Foucault, inimigo da psicanálise

[“A vinda do Foucault foi impressionante (refere-se à 2a vez no Brasil, no RJ). A mim me fez ter vontade de, pela primeira vez, me juntar a colegas que pensavam como eu. Por que ficar sozinho e ser uma espécie de anarquista? Aí comecei a me juntar em torno da psicanálise, que é o que me interessava.”].

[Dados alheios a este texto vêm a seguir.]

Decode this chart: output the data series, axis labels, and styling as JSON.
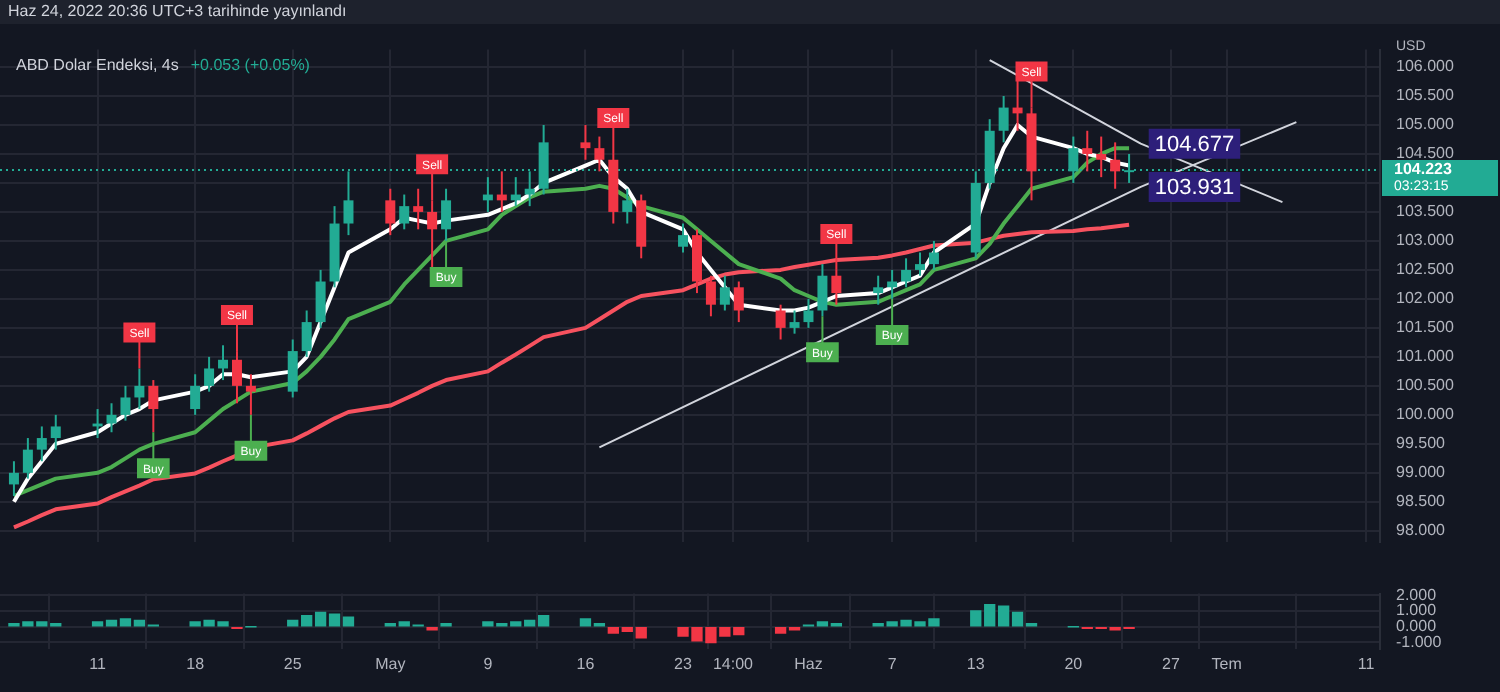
{
  "chart_data": [
    {
      "type": "candlestick",
      "title": "ABD Dolar Endeksi, 4s",
      "subtitle": "+0.053 (+0.05%)",
      "ylabel": "USD",
      "x": [
        "2022-04-05",
        "2022-04-06",
        "2022-04-07",
        "2022-04-08",
        "2022-04-11",
        "2022-04-12",
        "2022-04-13",
        "2022-04-14",
        "2022-04-15",
        "2022-04-18",
        "2022-04-19",
        "2022-04-20",
        "2022-04-21",
        "2022-04-22",
        "2022-04-25",
        "2022-04-26",
        "2022-04-27",
        "2022-04-28",
        "2022-04-29",
        "2022-05-02",
        "2022-05-03",
        "2022-05-04",
        "2022-05-05",
        "2022-05-06",
        "2022-05-09",
        "2022-05-10",
        "2022-05-11",
        "2022-05-12",
        "2022-05-13",
        "2022-05-16",
        "2022-05-17",
        "2022-05-18",
        "2022-05-19",
        "2022-05-20",
        "2022-05-23",
        "2022-05-24",
        "2022-05-25",
        "2022-05-26",
        "2022-05-27",
        "2022-05-30",
        "2022-05-31",
        "2022-06-01",
        "2022-06-02",
        "2022-06-03",
        "2022-06-06",
        "2022-06-07",
        "2022-06-08",
        "2022-06-09",
        "2022-06-10",
        "2022-06-13",
        "2022-06-14",
        "2022-06-15",
        "2022-06-16",
        "2022-06-17",
        "2022-06-20",
        "2022-06-21",
        "2022-06-22",
        "2022-06-23",
        "2022-06-24"
      ],
      "ohlc": [
        [
          98.8,
          99.2,
          98.6,
          99.0
        ],
        [
          99.0,
          99.6,
          98.9,
          99.4
        ],
        [
          99.4,
          99.8,
          99.2,
          99.6
        ],
        [
          99.6,
          100.0,
          99.4,
          99.8
        ],
        [
          99.8,
          100.1,
          99.6,
          99.85
        ],
        [
          99.85,
          100.2,
          99.7,
          100.0
        ],
        [
          100.0,
          100.5,
          99.9,
          100.3
        ],
        [
          100.3,
          100.8,
          100.1,
          100.5
        ],
        [
          100.5,
          100.6,
          99.7,
          100.1
        ],
        [
          100.1,
          100.7,
          100.0,
          100.5
        ],
        [
          100.5,
          101.0,
          100.4,
          100.8
        ],
        [
          100.8,
          101.2,
          100.6,
          100.95
        ],
        [
          100.95,
          101.1,
          100.2,
          100.5
        ],
        [
          100.5,
          100.7,
          100.0,
          100.4
        ],
        [
          100.4,
          101.3,
          100.3,
          101.1
        ],
        [
          101.1,
          101.8,
          101.0,
          101.6
        ],
        [
          101.6,
          102.5,
          101.5,
          102.3
        ],
        [
          102.3,
          103.6,
          102.2,
          103.3
        ],
        [
          103.3,
          104.2,
          103.1,
          103.7
        ],
        [
          103.7,
          103.9,
          103.1,
          103.3
        ],
        [
          103.3,
          103.8,
          103.2,
          103.6
        ],
        [
          103.6,
          103.9,
          103.2,
          103.5
        ],
        [
          103.5,
          103.7,
          102.5,
          103.2
        ],
        [
          103.2,
          103.9,
          103.0,
          103.7
        ],
        [
          103.7,
          104.1,
          103.5,
          103.8
        ],
        [
          103.8,
          104.2,
          103.5,
          103.7
        ],
        [
          103.7,
          104.1,
          103.6,
          103.8
        ],
        [
          103.8,
          104.2,
          103.6,
          103.9
        ],
        [
          103.9,
          105.0,
          103.8,
          104.7
        ],
        [
          104.7,
          105.0,
          104.4,
          104.6
        ],
        [
          104.6,
          104.8,
          104.2,
          104.4
        ],
        [
          104.4,
          104.5,
          103.3,
          103.5
        ],
        [
          103.5,
          103.9,
          103.3,
          103.7
        ],
        [
          103.7,
          103.8,
          102.7,
          102.9
        ],
        [
          102.9,
          103.3,
          102.8,
          103.1
        ],
        [
          103.1,
          103.2,
          102.1,
          102.3
        ],
        [
          102.3,
          102.4,
          101.7,
          101.9
        ],
        [
          101.9,
          102.4,
          101.8,
          102.2
        ],
        [
          102.2,
          102.3,
          101.6,
          101.8
        ],
        [
          101.8,
          101.9,
          101.3,
          101.5
        ],
        [
          101.5,
          101.8,
          101.4,
          101.6
        ],
        [
          101.6,
          102.0,
          101.5,
          101.8
        ],
        [
          101.8,
          102.6,
          101.7,
          102.4
        ],
        [
          102.4,
          102.5,
          101.9,
          102.1
        ],
        [
          102.1,
          102.4,
          101.9,
          102.2
        ],
        [
          102.2,
          102.5,
          102.0,
          102.3
        ],
        [
          102.3,
          102.7,
          102.2,
          102.5
        ],
        [
          102.5,
          102.8,
          102.4,
          102.6
        ],
        [
          102.6,
          103.0,
          102.5,
          102.8
        ],
        [
          102.8,
          104.2,
          102.7,
          104.0
        ],
        [
          104.0,
          105.1,
          103.9,
          104.9
        ],
        [
          104.9,
          105.5,
          104.7,
          105.3
        ],
        [
          105.3,
          105.8,
          104.9,
          105.2
        ],
        [
          105.2,
          105.3,
          103.7,
          104.2
        ],
        [
          104.2,
          104.8,
          104.0,
          104.6
        ],
        [
          104.6,
          104.9,
          104.2,
          104.5
        ],
        [
          104.5,
          104.8,
          104.1,
          104.4
        ],
        [
          104.4,
          104.7,
          103.9,
          104.2
        ],
        [
          104.2,
          104.5,
          104.0,
          104.22
        ]
      ],
      "series": [
        {
          "type": "line",
          "color": "#ffffff",
          "values": [
            98.5,
            98.9,
            99.2,
            99.5,
            99.7,
            99.85,
            100.0,
            100.1,
            100.25,
            100.4,
            100.5,
            100.7,
            100.7,
            100.65,
            100.75,
            101.0,
            101.6,
            102.2,
            102.8,
            103.2,
            103.4,
            103.35,
            103.3,
            103.35,
            103.45,
            103.55,
            103.65,
            103.8,
            104.0,
            104.3,
            104.4,
            104.1,
            103.9,
            103.5,
            103.2,
            102.8,
            102.5,
            102.2,
            101.9,
            101.8,
            101.8,
            101.85,
            101.95,
            102.05,
            102.1,
            102.2,
            102.3,
            102.4,
            102.8,
            103.3,
            104.0,
            104.6,
            105.0,
            104.8,
            104.6,
            104.5,
            104.45,
            104.35,
            104.3
          ]
        },
        {
          "type": "line",
          "color": "#4caf50",
          "values": [
            98.6,
            98.7,
            98.8,
            98.9,
            99.0,
            99.1,
            99.25,
            99.4,
            99.5,
            99.7,
            99.9,
            100.1,
            100.25,
            100.4,
            100.55,
            100.75,
            101.0,
            101.3,
            101.65,
            101.95,
            102.25,
            102.5,
            102.75,
            103.0,
            103.2,
            103.45,
            103.6,
            103.75,
            103.85,
            103.9,
            103.95,
            103.9,
            103.75,
            103.6,
            103.4,
            103.2,
            103.0,
            102.8,
            102.6,
            102.35,
            102.15,
            102.05,
            101.95,
            101.9,
            101.95,
            102.05,
            102.15,
            102.25,
            102.5,
            102.7,
            102.95,
            103.3,
            103.6,
            103.9,
            104.1,
            104.35,
            104.5,
            104.6,
            104.6
          ]
        },
        {
          "type": "line",
          "color": "#f7525f",
          "values": [
            98.06,
            98.16,
            98.27,
            98.37,
            98.47,
            98.58,
            98.68,
            98.78,
            98.89,
            98.99,
            99.09,
            99.2,
            99.3,
            99.43,
            99.56,
            99.68,
            99.81,
            99.94,
            100.05,
            100.16,
            100.27,
            100.38,
            100.5,
            100.6,
            100.75,
            100.9,
            101.04,
            101.19,
            101.34,
            101.5,
            101.65,
            101.8,
            101.95,
            102.05,
            102.15,
            102.25,
            102.35,
            102.42,
            102.46,
            102.5,
            102.55,
            102.59,
            102.63,
            102.67,
            102.71,
            102.75,
            102.8,
            102.86,
            102.92,
            102.97,
            103.03,
            103.09,
            103.12,
            103.15,
            103.17,
            103.2,
            103.22,
            103.25,
            103.28
          ]
        },
        {
          "type": "line",
          "color": "#d1d4dc",
          "x": [
            "2022-05-17",
            "2022-06-24T20:00",
            "2022-07-06"
          ],
          "values": [
            99.44,
            103.931,
            105.05
          ],
          "value_labels": [
            null,
            "103.931",
            null
          ]
        },
        {
          "type": "line",
          "color": "#d1d4dc",
          "x": [
            "2022-06-14",
            "2022-06-24T20:00",
            "2022-07-05"
          ],
          "values": [
            106.12,
            104.677,
            103.67
          ],
          "value_labels": [
            null,
            "104.677",
            null
          ]
        }
      ],
      "annotations": [
        "Haz 24, 2022 20:36 UTC+3 tarihinde yayınlandı",
        "03:23:15",
        {
          "text": "Sell",
          "x": "2022-04-14",
          "y": 100.8
        },
        {
          "text": "Buy",
          "x": "2022-04-15",
          "y": 99.7
        },
        {
          "text": "Sell",
          "x": "2022-04-21",
          "y": 101.1
        },
        {
          "text": "Buy",
          "x": "2022-04-22",
          "y": 100.0
        },
        {
          "text": "Sell",
          "x": "2022-05-05",
          "y": 103.7
        },
        {
          "text": "Buy",
          "x": "2022-05-06",
          "y": 103.0
        },
        {
          "text": "Sell",
          "x": "2022-05-18",
          "y": 104.5
        },
        {
          "text": "Buy",
          "x": "2022-06-02",
          "y": 101.7
        },
        {
          "text": "Sell",
          "x": "2022-06-03",
          "y": 102.5
        },
        {
          "text": "Buy",
          "x": "2022-06-07",
          "y": 102.0
        },
        {
          "text": "Sell",
          "x": "2022-06-17",
          "y": 105.3
        }
      ],
      "ref_lines": [
        {
          "axis": "y",
          "value": 104.223,
          "label": "104.223",
          "color": "#22ab94",
          "line_style": "dotted"
        }
      ],
      "xlim": [
        "2022-04-04",
        "2022-07-12"
      ],
      "xticks": [
        {
          "value": "2022-04-11",
          "label": null
        },
        {
          "value": "2022-04-18",
          "label": null
        },
        {
          "value": "2022-04-25",
          "label": null
        },
        {
          "value": "2022-05-02",
          "label": null
        },
        {
          "value": "2022-05-09",
          "label": null
        },
        {
          "value": "2022-05-16",
          "label": null
        },
        {
          "value": "2022-05-23",
          "label": null
        },
        {
          "value": "2022-05-26T14:00",
          "label": null
        },
        {
          "value": "2022-06-01",
          "label": null
        },
        {
          "value": "2022-06-07",
          "label": null
        },
        {
          "value": "2022-06-13",
          "label": null
        },
        {
          "value": "2022-06-20",
          "label": null
        },
        {
          "value": "2022-06-27",
          "label": null
        },
        {
          "value": "2022-07-01",
          "label": null
        },
        {
          "value": "2022-07-11",
          "label": null
        }
      ],
      "ylim": [
        97.8,
        106.3
      ],
      "yticks": [
        {
          "value": 98,
          "label": "98.000"
        },
        {
          "value": 98.5,
          "label": "98.500"
        },
        {
          "value": 99,
          "label": "99.000"
        },
        {
          "value": 99.5,
          "label": "99.500"
        },
        {
          "value": 100,
          "label": "100.000"
        },
        {
          "value": 100.5,
          "label": "100.500"
        },
        {
          "value": 101,
          "label": "101.000"
        },
        {
          "value": 101.5,
          "label": "101.500"
        },
        {
          "value": 102,
          "label": "102.000"
        },
        {
          "value": 102.5,
          "label": "102.500"
        },
        {
          "value": 103,
          "label": "103.000"
        },
        {
          "value": 103.5,
          "label": "103.500"
        },
        {
          "value": 104,
          "label": null
        },
        {
          "value": 104.5,
          "label": "104.500"
        },
        {
          "value": 105,
          "label": "105.000"
        },
        {
          "value": 105.5,
          "label": "105.500"
        },
        {
          "value": 106,
          "label": "106.000"
        }
      ],
      "grid": true,
      "tick_labels": "y"
    },
    {
      "type": "bar",
      "x": [
        "2022-04-05",
        "2022-04-06",
        "2022-04-07",
        "2022-04-08",
        "2022-04-11",
        "2022-04-12",
        "2022-04-13",
        "2022-04-14",
        "2022-04-15",
        "2022-04-18",
        "2022-04-19",
        "2022-04-20",
        "2022-04-21",
        "2022-04-22",
        "2022-04-25",
        "2022-04-26",
        "2022-04-27",
        "2022-04-28",
        "2022-04-29",
        "2022-05-02",
        "2022-05-03",
        "2022-05-04",
        "2022-05-05",
        "2022-05-06",
        "2022-05-09",
        "2022-05-10",
        "2022-05-11",
        "2022-05-12",
        "2022-05-13",
        "2022-05-16",
        "2022-05-17",
        "2022-05-18",
        "2022-05-19",
        "2022-05-20",
        "2022-05-23",
        "2022-05-24",
        "2022-05-25",
        "2022-05-26",
        "2022-05-27",
        "2022-05-30",
        "2022-05-31",
        "2022-06-01",
        "2022-06-02",
        "2022-06-03",
        "2022-06-06",
        "2022-06-07",
        "2022-06-08",
        "2022-06-09",
        "2022-06-10",
        "2022-06-13",
        "2022-06-14",
        "2022-06-15",
        "2022-06-16",
        "2022-06-17",
        "2022-06-20",
        "2022-06-21",
        "2022-06-22",
        "2022-06-23",
        "2022-06-24"
      ],
      "values": [
        0.2,
        0.3,
        0.3,
        0.2,
        0.3,
        0.4,
        0.5,
        0.4,
        0.1,
        0.3,
        0.4,
        0.3,
        -0.1,
        0.0,
        0.4,
        0.7,
        0.9,
        0.8,
        0.6,
        0.2,
        0.3,
        0.1,
        -0.2,
        0.2,
        0.3,
        0.2,
        0.3,
        0.4,
        0.7,
        0.5,
        0.2,
        -0.4,
        -0.3,
        -0.7,
        -0.6,
        -0.9,
        -1.0,
        -0.6,
        -0.5,
        -0.4,
        -0.2,
        0.1,
        0.3,
        0.2,
        0.2,
        0.3,
        0.4,
        0.3,
        0.5,
        1.0,
        1.4,
        1.3,
        0.9,
        0.2,
        0.0,
        -0.1,
        -0.1,
        -0.2,
        -0.1
      ],
      "colors": [
        "#22ab94",
        "#22ab94",
        "#22ab94",
        "#22ab94",
        "#22ab94",
        "#22ab94",
        "#22ab94",
        "#22ab94",
        "#22ab94",
        "#22ab94",
        "#22ab94",
        "#22ab94",
        "#f23645",
        "#22ab94",
        "#22ab94",
        "#22ab94",
        "#22ab94",
        "#22ab94",
        "#22ab94",
        "#22ab94",
        "#22ab94",
        "#22ab94",
        "#f23645",
        "#22ab94",
        "#22ab94",
        "#22ab94",
        "#22ab94",
        "#22ab94",
        "#22ab94",
        "#22ab94",
        "#22ab94",
        "#f23645",
        "#f23645",
        "#f23645",
        "#f23645",
        "#f23645",
        "#f23645",
        "#f23645",
        "#f23645",
        "#f23645",
        "#f23645",
        "#22ab94",
        "#22ab94",
        "#22ab94",
        "#22ab94",
        "#22ab94",
        "#22ab94",
        "#22ab94",
        "#22ab94",
        "#22ab94",
        "#22ab94",
        "#22ab94",
        "#22ab94",
        "#22ab94",
        "#22ab94",
        "#f23645",
        "#f23645",
        "#f23645",
        "#f23645"
      ],
      "xlim": [
        "2022-04-04",
        "2022-07-12"
      ],
      "xticks": [
        {
          "value": "2022-04-11",
          "label": "11"
        },
        {
          "value": "2022-04-18",
          "label": "18"
        },
        {
          "value": "2022-04-25",
          "label": "25"
        },
        {
          "value": "2022-05-02",
          "label": "May"
        },
        {
          "value": "2022-05-09",
          "label": "9"
        },
        {
          "value": "2022-05-16",
          "label": "16"
        },
        {
          "value": "2022-05-23",
          "label": "23"
        },
        {
          "value": "2022-05-26T14:00",
          "label": "14:00"
        },
        {
          "value": "2022-06-01",
          "label": "Haz"
        },
        {
          "value": "2022-06-07",
          "label": "7"
        },
        {
          "value": "2022-06-13",
          "label": "13"
        },
        {
          "value": "2022-06-20",
          "label": "20"
        },
        {
          "value": "2022-06-27",
          "label": "27"
        },
        {
          "value": "2022-07-01",
          "label": "Tem"
        },
        {
          "value": "2022-07-11",
          "label": "11"
        }
      ],
      "ylim": [
        -1.4,
        2.1
      ],
      "yticks": [
        {
          "value": -1,
          "label": "-1.000"
        },
        {
          "value": 0,
          "label": "0.000"
        },
        {
          "value": 1,
          "label": "1.000"
        },
        {
          "value": 2,
          "label": "2.000"
        }
      ],
      "grid": true
    }
  ]
}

[“E conto uma coisa, que foi publicada mas vocês não sabem; olha só. O Foucault tentou 3 vezes fazer análise. Isso foi publicado na Revista Versus, que é daqui de São Paulo. Ele me contou isso, e não deu o nome dos analistas. Contou porque largou a psicanálise. Ele tinha lançado o livro História e Loucura. Foi um livro que rompeu com tudo o que se pensava sobre loucura, luta de classes, e deu

origem a um movimento que hoje não tem tamanho. Aí ele ia na análise para falar de questões dele. E o analista em vez de prestar atenção na questão dele, falava assim: ‘Mas na página tal da História da Loucura, você escreveu isso, mas isso está errado’. Aí ele foi embora. Foi embora do segundo pelo mesmo motivo. E embora do terceiro. Daí ele foi embora da psicanálise. E um dia se tornou inimigo da psicanálise.”]

Mobilização Clínica

[“Depois da minha prisão, resolvemos fazer um grupo que pudesse atender mais barato. Um grupo de psicanálise. Eu também tinha interesse profissional. Tinha me formado em filosofia, dava aula, mas não comia do meu trabalho. Aí me aproximei da psicanálise. Fazia análise com a Ann Katrin (ou Dona Catarina). Fui pra sociedade que ela tinha fundado.”]

[“Inventei o nome do grupo: encontros psicodinâmicos. Percebemos que o nome afastava a psicanálise. Psico, qualquer um é psico. Mas psicanálise não é qualquer um, então fizemos um grupo só em torno da psicanálise. Sociedade de Psicanálise Social. Esse nome trouxe problema com a IPA, queriam que a gente tirasse psicanálise do nome. Depois, fomos fazer a tal de clínica social da psicanálise, que primeiro teve esse nome de encontros psicodinâmicos. Começou em 1972, 1973. Tínhamos dois tipos de atendimento: na favela,= do Pavãozinho, e o outro na faculdade Cândido Mendes, que era uma igreja.”]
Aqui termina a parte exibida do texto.